Zijin Mining’s management has a strong reputation, said Jack Shang, co-head of Asia mining and metals at Citi, noting their disciplined approach to capital expenditure and mine acquisition.
He added that by spinning off the company’s overseas gold assets the company would be able to better finance future acquisitions. “I do think the management is doing this deal in a smart way,” Shang said.
Lisa Liu, managing director of Gold Mountains Asset Management, a Zijin Mining subsidiary that is a controlling shareholder of Zijin Gold, said the debut “validates investor confidence in quality mining investments and reinforces our long-term bullish outlook on gold”.

The company said proceeds from the share sale would be used to settle the acquisition of a gold mine in Kazakhstan, develop a project in Ghana and invest in another prospect in Suriname.
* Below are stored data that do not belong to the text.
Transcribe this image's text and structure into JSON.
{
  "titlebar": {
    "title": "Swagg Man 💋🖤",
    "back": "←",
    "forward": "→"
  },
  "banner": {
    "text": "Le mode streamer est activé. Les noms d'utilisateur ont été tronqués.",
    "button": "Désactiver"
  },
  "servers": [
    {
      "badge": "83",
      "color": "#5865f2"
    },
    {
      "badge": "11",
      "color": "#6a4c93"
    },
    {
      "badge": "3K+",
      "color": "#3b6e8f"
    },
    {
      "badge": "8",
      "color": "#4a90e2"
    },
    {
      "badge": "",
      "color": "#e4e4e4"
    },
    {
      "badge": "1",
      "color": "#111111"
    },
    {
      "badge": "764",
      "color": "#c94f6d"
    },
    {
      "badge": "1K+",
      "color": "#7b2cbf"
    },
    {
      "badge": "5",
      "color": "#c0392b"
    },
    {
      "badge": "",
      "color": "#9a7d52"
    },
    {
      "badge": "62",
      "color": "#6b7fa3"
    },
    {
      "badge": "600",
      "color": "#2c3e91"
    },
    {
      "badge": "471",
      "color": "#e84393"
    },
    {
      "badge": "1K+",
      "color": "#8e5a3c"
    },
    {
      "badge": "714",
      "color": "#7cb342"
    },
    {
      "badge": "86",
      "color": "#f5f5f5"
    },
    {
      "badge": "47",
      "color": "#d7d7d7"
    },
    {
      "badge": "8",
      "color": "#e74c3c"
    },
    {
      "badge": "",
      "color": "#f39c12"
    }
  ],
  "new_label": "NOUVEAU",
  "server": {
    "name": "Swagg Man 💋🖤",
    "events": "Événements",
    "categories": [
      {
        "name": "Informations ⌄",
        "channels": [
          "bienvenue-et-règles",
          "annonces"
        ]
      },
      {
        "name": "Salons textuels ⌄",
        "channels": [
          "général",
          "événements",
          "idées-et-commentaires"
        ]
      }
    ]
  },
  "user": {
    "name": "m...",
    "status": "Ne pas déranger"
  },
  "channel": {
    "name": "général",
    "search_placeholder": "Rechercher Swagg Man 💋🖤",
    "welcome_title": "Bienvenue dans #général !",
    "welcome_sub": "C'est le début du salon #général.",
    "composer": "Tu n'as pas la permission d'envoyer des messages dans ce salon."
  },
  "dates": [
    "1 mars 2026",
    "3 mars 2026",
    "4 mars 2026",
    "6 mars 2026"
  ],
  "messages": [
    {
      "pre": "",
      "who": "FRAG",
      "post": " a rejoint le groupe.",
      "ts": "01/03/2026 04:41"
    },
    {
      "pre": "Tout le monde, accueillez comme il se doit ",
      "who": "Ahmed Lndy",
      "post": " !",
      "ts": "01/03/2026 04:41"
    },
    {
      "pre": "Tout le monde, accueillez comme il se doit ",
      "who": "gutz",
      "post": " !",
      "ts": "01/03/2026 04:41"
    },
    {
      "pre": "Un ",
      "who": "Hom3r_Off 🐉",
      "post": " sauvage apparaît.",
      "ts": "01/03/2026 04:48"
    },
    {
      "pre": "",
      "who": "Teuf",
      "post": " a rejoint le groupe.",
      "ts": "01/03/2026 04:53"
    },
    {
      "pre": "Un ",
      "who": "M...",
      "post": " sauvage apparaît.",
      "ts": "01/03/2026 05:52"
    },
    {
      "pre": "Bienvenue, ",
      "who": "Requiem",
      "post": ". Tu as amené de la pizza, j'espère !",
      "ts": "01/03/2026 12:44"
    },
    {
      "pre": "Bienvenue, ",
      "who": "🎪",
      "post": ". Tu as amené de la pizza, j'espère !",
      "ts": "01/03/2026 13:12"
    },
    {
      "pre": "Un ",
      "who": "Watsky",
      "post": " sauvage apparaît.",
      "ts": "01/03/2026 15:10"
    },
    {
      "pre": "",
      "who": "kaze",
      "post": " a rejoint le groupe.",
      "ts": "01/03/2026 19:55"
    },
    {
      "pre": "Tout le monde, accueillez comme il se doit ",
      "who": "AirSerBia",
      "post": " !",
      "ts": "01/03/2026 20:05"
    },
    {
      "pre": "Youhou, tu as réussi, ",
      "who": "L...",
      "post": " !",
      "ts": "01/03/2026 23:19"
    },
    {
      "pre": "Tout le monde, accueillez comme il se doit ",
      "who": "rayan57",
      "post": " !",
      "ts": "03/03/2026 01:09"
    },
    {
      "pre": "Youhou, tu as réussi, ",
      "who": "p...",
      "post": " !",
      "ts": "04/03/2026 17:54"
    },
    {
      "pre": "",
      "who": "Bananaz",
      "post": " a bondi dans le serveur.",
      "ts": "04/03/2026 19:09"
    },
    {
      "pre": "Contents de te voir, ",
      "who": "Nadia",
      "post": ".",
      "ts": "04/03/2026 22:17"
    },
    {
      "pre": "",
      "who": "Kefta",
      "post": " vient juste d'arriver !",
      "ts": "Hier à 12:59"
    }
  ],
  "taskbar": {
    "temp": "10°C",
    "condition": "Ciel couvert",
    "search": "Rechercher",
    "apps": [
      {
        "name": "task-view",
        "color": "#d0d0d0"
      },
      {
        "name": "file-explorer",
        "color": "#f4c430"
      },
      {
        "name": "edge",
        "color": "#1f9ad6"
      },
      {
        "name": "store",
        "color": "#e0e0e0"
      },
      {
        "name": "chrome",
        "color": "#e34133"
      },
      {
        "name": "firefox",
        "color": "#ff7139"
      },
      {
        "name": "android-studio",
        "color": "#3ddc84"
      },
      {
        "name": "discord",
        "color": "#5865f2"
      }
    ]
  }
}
The Zijin Gold IPO is the largest listing in the world since a $5bn share offering in May from Chinese battery maker CATL, which also took place in Hong Kong, and comes during a revival of the territory’s capital markets.
Singapore’s sovereign wealth fund GIC, BlackRock, Schroders and Oaktree are among more than two dozen cornerstone investors that have subscribed about $1.6bn to the IPO. Morgan Stanley and Citic Securities are joint sponsors of the offering.
Gold has more than doubled in value since the start of 2023, driven by increased central bank buying as well as from demand from investors.